Little Change Seen From the Field on Security Clearance Investigation Process Improvements

During the House Oversight Committee hearing on security process improvements members heard DoD and OPM Chief Information Officers and the Acting OPM Director present the current “State of the Union” so to speak, on the status of background investigation process improvements. Unfortunately, most of the committee members focused on Presidential authorities and cybersecurity aspects of the process, as noted by Senior Editor Lindy Kyzer on the main ClearanceJobs.com site.  In fact, new NBIB Director Charles Phalen did not have much to say or contribute during the proceeding other than a short pitch on the pilot program for the use of social media. Acting OPM Director Kathleen McGettigan just gave the standard “we have made tremendous improvements over the past year” speech. The highlights from her presentation included:

  • Hiring 400 Federal background investigators
  • Awarding contracts to two additional investigation service providers
  • Policy and process changes
  • Cybersecurity and IT system improvements

Based on word from security professionals at the ground level and comments from applicants on blogs like this site, it appears little has changed since 2015. Interim clearance processing is a shambles, investigation timelines have doubled and tripled, and the NBIB has provided little guidance to security professionals on the way forward.
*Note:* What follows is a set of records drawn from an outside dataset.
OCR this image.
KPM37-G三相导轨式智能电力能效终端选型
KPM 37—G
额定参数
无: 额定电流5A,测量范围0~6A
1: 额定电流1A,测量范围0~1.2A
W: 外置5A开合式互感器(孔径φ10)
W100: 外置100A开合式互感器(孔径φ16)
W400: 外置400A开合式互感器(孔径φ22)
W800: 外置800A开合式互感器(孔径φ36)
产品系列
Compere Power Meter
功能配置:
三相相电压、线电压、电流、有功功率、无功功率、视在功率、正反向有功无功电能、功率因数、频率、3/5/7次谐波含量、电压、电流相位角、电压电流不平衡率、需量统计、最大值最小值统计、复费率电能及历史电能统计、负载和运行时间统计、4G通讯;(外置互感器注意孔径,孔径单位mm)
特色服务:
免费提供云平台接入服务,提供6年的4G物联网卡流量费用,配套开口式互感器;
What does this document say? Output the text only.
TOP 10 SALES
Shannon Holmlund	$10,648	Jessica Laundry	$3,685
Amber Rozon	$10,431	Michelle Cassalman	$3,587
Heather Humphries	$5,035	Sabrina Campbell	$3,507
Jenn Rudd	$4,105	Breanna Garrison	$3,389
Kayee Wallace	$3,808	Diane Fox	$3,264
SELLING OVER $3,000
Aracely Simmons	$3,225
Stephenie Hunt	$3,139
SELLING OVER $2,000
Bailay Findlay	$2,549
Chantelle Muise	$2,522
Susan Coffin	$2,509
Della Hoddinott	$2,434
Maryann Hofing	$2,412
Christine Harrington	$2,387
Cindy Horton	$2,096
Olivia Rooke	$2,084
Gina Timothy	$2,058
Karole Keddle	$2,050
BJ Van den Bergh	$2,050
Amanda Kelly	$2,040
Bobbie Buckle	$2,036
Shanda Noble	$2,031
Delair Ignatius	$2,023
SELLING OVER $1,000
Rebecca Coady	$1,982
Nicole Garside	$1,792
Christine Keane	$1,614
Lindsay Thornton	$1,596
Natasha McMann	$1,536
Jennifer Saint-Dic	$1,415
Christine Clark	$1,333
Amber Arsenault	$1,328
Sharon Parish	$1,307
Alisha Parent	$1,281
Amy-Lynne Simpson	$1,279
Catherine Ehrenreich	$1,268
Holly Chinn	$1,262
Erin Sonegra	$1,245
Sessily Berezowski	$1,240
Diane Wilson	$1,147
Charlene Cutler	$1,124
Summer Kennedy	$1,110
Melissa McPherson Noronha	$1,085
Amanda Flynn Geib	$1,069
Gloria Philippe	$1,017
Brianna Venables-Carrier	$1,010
The one aspect of the hearing that I found the most interesting was Chairman Chaffetz and his rant about why the heck the NBIB has not fully implemented social media into the investigative process yet, as well as why the heck they haven’t made providing social media usernames a standard part of the application process. I can hear the the invasion of privacy crowd already. However, isn’t applying for a job that requires a security clearance strictly voluntary? If you want the job, you provide the information and get vetted! Comments on this are welcome, but keep it professional and clean.

Discussion

  1. I saw an article about NBIB and some other folks (including outgoing DoD CIO) testifying at a hearing on 2 Feb… is this the same event?

    Hopefully if they award more contracts they will structure them so that the bidders don’t have to cut every corner to save half a penny. Throwing more money at a problem doesn’t solve it, but failing to adequately fund the effort is also pointless.